Nötronlar elektronlar, protonlar ve hatta diğer nötronlar tarafından çekilmez veya itilmez ve sonuç olarak hiç bir şekilde nötr olarak sınıflandırılır.

Gelen veya çıkan elektronların süreci, belirli materyal kombinasyonları birlikte sürüldüğünde tam olarak ne olacağıdır.Bir malzemenin atomlarından gelen elektronlar, kendi atomlarını terk etmek ve diğer malzemenin atomlarına aktarılmak için sürtünme ile zorlanır.Başka bir deyişle, elektronlar Benjamin Franklin’in varsaydığı “akış“ı içerir.

Nesneler arasındaki bu “akış” (elektron) dengesizliğinin sonucu statik elektrik olarak adlandırılır. “Statik” denir çünkü yer değiştiren elektronlar, bir yalıtım malzemesinden diğerine taşındıktan sonra sabit kalmaktadır.

Balmumu ve yünü durumunda, daha sonraki deneyler sonucunda, yünün içindeki elektronların aslında mumun içindeki atomlara aktarıldığı ve bu da Franklin’in varsayımının tam tersi olduğu belirlenmiştir.

Böylece, atomları fazla elektron almış olan bir nesnenin negatif yüklü olduğu söylenirken, atomları elektronları eksik olan bir nesnenin, bu işaretler göründüğü kadar kafa karıştırıcı olarak pozitif yüklü olduğu söylenir.

Elektriksel “akış” ın gerçek doğası keşfedildiğinde, Franklin’in elektrik yükünün isimlendirilmesi, kolayca değiştirilebilmesi için çok iyi kurulmuştu ve bu nedenle bu günde devam etmektedir.

Michael Faraday, (1832) statik elektriğin bir batarya veya jeneratör tarafından üretilen ile aynı olduğunu kanıtladı.Statik elektrik, çoğunlukla bir sıkıntıdır.

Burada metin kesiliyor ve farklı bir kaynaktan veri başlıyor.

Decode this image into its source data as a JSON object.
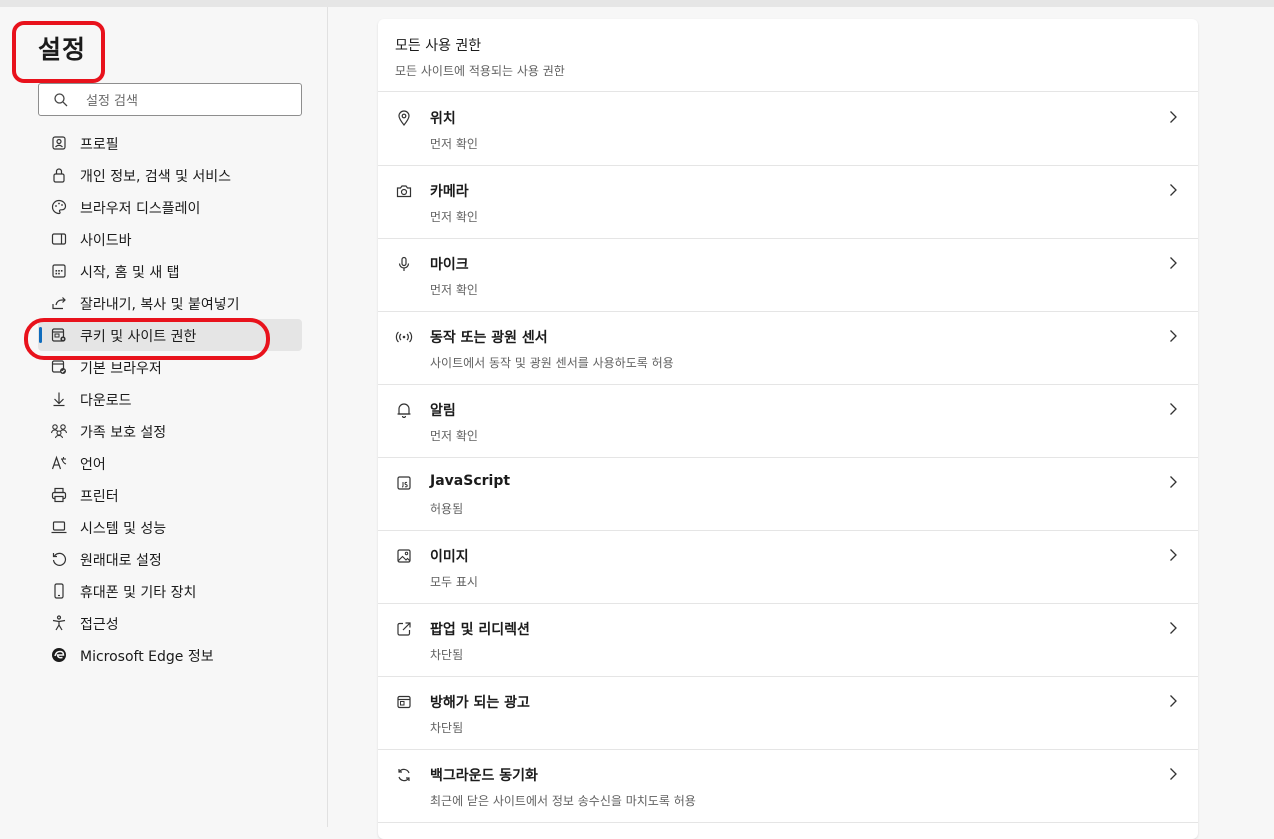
{
  "settings_title": "설정",
  "search": {
    "placeholder": "설정 검색"
  },
  "sidebar": {
    "items": [
      {
        "label": "프로필",
        "icon": "profile-icon"
      },
      {
        "label": "개인 정보, 검색 및 서비스",
        "icon": "lock-icon"
      },
      {
        "label": "브라우저 디스플레이",
        "icon": "palette-icon"
      },
      {
        "label": "사이드바",
        "icon": "sidebar-icon"
      },
      {
        "label": "시작, 홈 및 새 탭",
        "icon": "new-tab-icon"
      },
      {
        "label": "잘라내기, 복사 및 붙여넣기",
        "icon": "share-icon"
      },
      {
        "label": "쿠키 및 사이트 권한",
        "icon": "site-permissions-icon",
        "selected": true
      },
      {
        "label": "기본 브라우저",
        "icon": "default-browser-icon"
      },
      {
        "label": "다운로드",
        "icon": "download-icon"
      },
      {
        "label": "가족 보호 설정",
        "icon": "family-icon"
      },
      {
        "label": "언어",
        "icon": "language-icon"
      },
      {
        "label": "프린터",
        "icon": "printer-icon"
      },
      {
        "label": "시스템 및 성능",
        "icon": "laptop-icon"
      },
      {
        "label": "원래대로 설정",
        "icon": "reset-icon"
      },
      {
        "label": "휴대폰 및 기타 장치",
        "icon": "phone-icon"
      },
      {
        "label": "접근성",
        "icon": "accessibility-icon"
      },
      {
        "label": "Microsoft Edge 정보",
        "icon": "edge-logo-icon"
      }
    ]
  },
  "main": {
    "section_title": "모든 사용 권한",
    "section_subtitle": "모든 사이트에 적용되는 사용 권한",
    "permissions": [
      {
        "title": "위치",
        "status": "먼저 확인",
        "icon": "location-icon"
      },
      {
        "title": "카메라",
        "status": "먼저 확인",
        "icon": "camera-icon"
      },
      {
        "title": "마이크",
        "status": "먼저 확인",
        "icon": "microphone-icon"
      },
      {
        "title": "동작 또는 광원 센서",
        "status": "사이트에서 동작 및 광원 센서를 사용하도록 허용",
        "icon": "sensor-icon"
      },
      {
        "title": "알림",
        "status": "먼저 확인",
        "icon": "bell-icon"
      },
      {
        "title": "JavaScript",
        "status": "허용됨",
        "icon": "javascript-icon"
      },
      {
        "title": "이미지",
        "status": "모두 표시",
        "icon": "image-icon"
      },
      {
        "title": "팝업 및 리디렉션",
        "status": "차단됨",
        "icon": "popup-icon"
      },
      {
        "title": "방해가 되는 광고",
        "status": "차단됨",
        "icon": "ads-icon"
      },
      {
        "title": "백그라운드 동기화",
        "status": "최근에 닫은 사이트에서 정보 송수신을 마치도록 허용",
        "icon": "sync-icon"
      }
    ]
  },
  "colors": {
    "accent": "#0f6cbd",
    "highlight": "#e8121c"
  }
}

Siyah toz ve dumansız toz statik elektrik nedeniyle tutuşmayı önlemek için grafit eklenmiştir.Hassas yarı iletken devrelere zarar verir.Yüksek gerilimli ve düşük akımlı statik elektrik özelliklerine sahip motorlar üretmek mümkün olsa da, bu ekonomik değildir.

Statik elektriğin birkaç pratik uygulaması, kserografik baskı, elektrostatik hava filtresi ve yüksek voltaj Van de Graaff jeneratörünü içerir.

Gözden geçirmek gerekirse ;

Tüm materyaller, atom olarak bilinen küçük “yapı taşlarından” oluşur.

Tüm doğal olarak bulunan atomlar, protium izotopu (1H1) hidrojen hariç, elektronlar, protonlar ve nötronlar olarak adlandırılan parçacıklar içerir.

Elektronlar negatif (-) elektrik yüküne sahiptir.

Protonlar pozitif (+) elektrik yüküne sahiptir.

Nötronların elektrik yükü yoktur.

Elektronlar, protonlardan veya nötronlardan çok daha kolay atomlardan ayrılabilirler.

Bir atom çekirdeğindeki proton sayısı, kimliğini benzersiz bir unsur olarak belirler.

STATİK ELEKTRİK NEDİR SONUÇ : 

Bugün Statik Elektrik Nedir adlı yazımızı sizlerle paylaştık.Temel elektronik serisine kaldığımız yerden devam ediyoruz.

İyi Çalışmalar



Bir cevap yazın

E-posta hesabınız yayımlanmayacak. Gerekli alanlar * ile işaretlenmişlerdir

This site uses Akismet to reduce spam. Learn how your comment data is processed.